When I was in my teens, my dad came home from work one day raving about a pineapple cake a coworker had brought to work that day. He later got the recipe, and made the cake for us. It was delicious and he began to make it regularly from then on, at least once a week. He really LOVED this cake. Soon, however, we had too much of a good thing and grew tired of it. He still enjoyed it, but didn’t make it as often after that. When I was in my early 20s, he passed away from cancer.
Whether it was because I had grown tired of this cake, or because it reminded me of him, I’ve not made it in probably 15 years, until this past weekend. And you know what? I really enjoyed it. It was so moist and delicious. I had forgotten how much I used to like it, and while it reminded me of my dad, it was a good memory. Dad had grown up during the depression, and used to talk to us about how they lived on soup, fatty cuts of meat, and sometimes nothing but bread and milk.So as an adult, he never took food for granted, especially dessert.
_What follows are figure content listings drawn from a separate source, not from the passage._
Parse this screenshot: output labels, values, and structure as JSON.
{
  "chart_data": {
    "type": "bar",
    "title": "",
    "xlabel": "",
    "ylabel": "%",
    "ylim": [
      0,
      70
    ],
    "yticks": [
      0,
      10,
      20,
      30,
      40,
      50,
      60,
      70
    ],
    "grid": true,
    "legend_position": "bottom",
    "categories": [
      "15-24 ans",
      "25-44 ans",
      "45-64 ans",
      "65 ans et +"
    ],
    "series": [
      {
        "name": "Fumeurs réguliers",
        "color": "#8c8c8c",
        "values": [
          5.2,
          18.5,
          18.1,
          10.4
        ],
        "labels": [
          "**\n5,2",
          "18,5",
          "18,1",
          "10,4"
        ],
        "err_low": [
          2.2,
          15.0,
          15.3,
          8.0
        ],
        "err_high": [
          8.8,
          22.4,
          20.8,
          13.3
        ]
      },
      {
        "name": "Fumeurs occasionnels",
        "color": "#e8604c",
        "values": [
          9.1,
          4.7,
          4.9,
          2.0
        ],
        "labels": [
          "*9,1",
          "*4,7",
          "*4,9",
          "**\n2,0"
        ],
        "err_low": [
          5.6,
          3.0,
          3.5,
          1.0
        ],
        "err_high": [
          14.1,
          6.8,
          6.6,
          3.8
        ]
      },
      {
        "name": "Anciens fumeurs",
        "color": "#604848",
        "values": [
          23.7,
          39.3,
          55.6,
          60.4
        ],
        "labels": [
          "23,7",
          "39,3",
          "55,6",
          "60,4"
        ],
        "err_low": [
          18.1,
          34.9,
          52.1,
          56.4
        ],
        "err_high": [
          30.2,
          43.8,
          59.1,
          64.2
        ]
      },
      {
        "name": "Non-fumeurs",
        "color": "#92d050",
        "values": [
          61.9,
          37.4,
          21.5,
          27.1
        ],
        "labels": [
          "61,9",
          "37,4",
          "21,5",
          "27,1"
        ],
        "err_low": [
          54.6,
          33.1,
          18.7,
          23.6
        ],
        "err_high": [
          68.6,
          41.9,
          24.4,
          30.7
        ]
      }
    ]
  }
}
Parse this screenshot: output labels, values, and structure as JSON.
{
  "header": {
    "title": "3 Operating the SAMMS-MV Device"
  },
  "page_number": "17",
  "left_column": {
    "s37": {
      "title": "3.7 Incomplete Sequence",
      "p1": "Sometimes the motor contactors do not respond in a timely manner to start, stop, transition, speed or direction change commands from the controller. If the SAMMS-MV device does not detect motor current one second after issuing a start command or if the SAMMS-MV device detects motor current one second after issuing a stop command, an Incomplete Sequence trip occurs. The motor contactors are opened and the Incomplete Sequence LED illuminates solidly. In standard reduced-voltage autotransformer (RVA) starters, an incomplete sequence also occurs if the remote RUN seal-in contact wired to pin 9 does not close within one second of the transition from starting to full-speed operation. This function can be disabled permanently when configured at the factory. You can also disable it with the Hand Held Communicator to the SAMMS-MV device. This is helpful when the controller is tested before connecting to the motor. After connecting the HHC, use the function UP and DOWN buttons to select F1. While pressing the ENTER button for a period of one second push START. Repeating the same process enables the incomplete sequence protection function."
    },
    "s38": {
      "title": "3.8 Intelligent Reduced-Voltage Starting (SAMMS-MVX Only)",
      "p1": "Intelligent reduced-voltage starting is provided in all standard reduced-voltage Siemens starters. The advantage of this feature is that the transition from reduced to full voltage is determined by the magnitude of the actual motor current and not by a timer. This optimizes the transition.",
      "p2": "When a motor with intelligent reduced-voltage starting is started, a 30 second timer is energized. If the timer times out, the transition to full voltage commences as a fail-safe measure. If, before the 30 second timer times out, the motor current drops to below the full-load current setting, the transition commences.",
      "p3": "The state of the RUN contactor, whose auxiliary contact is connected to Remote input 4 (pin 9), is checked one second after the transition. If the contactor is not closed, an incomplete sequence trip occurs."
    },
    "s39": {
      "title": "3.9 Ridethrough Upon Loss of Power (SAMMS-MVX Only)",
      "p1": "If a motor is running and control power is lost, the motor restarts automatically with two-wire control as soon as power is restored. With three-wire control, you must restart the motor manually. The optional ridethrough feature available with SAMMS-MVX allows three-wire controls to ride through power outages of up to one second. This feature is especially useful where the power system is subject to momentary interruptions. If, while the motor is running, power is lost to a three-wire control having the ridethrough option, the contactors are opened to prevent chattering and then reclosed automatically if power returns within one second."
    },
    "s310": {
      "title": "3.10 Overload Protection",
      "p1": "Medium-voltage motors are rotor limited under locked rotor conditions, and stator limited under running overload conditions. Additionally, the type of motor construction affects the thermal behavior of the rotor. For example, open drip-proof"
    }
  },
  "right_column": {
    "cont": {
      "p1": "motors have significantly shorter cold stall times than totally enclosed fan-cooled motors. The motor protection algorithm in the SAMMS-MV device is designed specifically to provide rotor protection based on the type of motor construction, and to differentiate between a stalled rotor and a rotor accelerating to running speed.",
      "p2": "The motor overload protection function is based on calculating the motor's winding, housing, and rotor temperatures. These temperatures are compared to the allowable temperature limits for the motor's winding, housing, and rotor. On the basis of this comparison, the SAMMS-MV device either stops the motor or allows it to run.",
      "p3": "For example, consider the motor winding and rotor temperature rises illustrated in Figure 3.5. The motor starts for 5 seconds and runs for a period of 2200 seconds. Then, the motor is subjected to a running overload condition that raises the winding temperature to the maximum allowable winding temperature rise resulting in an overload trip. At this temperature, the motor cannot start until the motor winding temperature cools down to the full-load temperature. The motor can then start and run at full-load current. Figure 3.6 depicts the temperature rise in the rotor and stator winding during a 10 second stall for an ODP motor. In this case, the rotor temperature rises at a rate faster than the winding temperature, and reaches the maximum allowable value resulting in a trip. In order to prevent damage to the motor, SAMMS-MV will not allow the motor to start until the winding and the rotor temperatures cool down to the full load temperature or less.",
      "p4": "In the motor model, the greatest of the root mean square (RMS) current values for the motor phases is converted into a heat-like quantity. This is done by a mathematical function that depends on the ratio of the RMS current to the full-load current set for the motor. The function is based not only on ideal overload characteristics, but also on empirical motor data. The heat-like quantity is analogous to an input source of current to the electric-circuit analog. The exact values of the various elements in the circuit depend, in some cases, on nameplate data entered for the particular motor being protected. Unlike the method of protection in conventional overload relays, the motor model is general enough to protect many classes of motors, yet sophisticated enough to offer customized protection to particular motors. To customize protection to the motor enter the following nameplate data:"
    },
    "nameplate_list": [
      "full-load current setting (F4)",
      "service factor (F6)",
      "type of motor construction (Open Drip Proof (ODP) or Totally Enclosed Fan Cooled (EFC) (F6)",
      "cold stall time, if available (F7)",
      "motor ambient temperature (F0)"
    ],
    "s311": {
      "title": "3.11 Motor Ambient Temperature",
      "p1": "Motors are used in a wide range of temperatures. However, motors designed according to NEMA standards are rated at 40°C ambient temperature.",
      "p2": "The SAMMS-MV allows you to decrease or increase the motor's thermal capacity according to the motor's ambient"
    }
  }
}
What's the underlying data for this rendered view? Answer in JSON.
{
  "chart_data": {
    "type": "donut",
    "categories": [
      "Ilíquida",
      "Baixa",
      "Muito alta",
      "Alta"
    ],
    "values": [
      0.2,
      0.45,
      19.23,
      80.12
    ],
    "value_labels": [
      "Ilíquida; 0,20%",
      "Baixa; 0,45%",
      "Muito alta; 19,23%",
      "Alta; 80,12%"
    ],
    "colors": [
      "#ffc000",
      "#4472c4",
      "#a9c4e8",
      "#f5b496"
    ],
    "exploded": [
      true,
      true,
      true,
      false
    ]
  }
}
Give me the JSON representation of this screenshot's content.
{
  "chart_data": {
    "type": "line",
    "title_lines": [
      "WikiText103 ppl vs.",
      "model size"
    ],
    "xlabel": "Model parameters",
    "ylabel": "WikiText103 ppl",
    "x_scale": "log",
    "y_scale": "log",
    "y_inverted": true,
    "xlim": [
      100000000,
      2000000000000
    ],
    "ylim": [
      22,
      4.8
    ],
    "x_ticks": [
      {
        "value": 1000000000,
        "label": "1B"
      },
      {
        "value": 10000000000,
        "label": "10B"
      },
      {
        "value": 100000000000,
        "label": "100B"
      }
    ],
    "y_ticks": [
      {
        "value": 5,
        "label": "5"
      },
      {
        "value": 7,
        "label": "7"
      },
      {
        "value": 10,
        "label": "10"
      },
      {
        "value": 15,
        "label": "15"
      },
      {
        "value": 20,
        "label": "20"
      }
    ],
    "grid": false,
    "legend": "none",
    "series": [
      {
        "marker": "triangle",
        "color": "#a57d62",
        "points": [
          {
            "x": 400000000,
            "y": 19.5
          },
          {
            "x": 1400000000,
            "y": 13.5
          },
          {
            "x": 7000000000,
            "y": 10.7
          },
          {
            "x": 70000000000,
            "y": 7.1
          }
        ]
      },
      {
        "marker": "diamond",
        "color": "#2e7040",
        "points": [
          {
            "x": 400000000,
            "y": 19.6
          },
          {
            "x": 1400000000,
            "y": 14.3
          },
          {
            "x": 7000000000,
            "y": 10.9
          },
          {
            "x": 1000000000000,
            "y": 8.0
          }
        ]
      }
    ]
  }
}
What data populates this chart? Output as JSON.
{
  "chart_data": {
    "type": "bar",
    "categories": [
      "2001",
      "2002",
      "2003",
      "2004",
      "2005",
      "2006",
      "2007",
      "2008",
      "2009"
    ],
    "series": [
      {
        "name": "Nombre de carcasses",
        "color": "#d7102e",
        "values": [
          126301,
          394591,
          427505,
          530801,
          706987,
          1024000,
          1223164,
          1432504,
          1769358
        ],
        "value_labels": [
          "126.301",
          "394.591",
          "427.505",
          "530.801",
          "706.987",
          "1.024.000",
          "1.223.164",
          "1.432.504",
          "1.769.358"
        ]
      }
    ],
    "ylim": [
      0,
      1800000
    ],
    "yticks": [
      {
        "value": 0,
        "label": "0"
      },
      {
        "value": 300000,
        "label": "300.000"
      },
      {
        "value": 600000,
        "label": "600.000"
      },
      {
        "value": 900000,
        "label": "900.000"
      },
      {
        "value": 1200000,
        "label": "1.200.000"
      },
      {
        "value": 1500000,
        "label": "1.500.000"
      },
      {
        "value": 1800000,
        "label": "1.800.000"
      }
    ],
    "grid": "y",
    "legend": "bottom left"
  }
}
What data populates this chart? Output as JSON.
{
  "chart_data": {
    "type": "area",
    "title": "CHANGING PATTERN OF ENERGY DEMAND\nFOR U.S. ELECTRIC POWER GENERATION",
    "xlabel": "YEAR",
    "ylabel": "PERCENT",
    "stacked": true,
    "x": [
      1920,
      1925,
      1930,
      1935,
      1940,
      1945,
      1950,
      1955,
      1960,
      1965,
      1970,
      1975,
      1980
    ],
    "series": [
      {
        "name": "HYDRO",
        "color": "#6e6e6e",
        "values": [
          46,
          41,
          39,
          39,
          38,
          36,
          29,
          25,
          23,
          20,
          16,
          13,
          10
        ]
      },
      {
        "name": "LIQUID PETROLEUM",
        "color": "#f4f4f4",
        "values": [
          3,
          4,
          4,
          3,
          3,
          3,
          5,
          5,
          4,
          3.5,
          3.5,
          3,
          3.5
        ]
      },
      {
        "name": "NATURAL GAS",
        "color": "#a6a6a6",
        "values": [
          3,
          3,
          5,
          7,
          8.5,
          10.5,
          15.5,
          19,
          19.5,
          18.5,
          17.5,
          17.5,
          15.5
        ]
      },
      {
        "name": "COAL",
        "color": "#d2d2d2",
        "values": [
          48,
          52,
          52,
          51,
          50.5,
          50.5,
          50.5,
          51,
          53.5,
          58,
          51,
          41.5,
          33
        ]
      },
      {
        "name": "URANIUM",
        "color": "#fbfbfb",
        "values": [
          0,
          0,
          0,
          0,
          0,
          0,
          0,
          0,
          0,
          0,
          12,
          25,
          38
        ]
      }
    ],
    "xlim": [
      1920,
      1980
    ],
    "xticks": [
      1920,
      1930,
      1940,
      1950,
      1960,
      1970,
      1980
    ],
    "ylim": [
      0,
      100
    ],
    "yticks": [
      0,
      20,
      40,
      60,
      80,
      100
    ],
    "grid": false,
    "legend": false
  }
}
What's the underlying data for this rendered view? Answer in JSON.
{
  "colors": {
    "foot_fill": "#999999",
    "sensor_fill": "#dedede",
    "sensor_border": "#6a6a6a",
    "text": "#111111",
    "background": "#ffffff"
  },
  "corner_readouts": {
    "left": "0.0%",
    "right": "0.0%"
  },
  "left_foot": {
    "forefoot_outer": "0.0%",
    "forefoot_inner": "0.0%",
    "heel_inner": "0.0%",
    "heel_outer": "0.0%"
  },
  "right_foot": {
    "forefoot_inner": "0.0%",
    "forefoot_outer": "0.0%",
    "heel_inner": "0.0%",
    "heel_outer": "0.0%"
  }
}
So this post is for my dad, who has probably been making this cake for everyone in heaven since 1992.
- 1 stick butter (1/2 cup)
- 2 cups granulated sugar
- 2 large eggs
- 1 1/2 tsp vanilla
- 2 cups all purpose flour
- 2 tsp baking powder
- 1 tsp salt
- 1 can (20 oz.) crushed pineapple
- 1 cup coconut
- 3/4 cup brown sugar
Grease and flour a 13 X 9 inch pan.
Preheat oven to 325 degrees.
Cream together the butter and granulated sugar.
and mix well. Add flour,
baking powder, and salt.
Mix well. Batter will be really stiff. Add pineapple including juice.
Mix well. Pour into pan.
Mix coconut and brown sugar together and sprinkle evenly over the top.
Bake for 45 to 60 minutes, or until toothpick inserted in center comes out clean.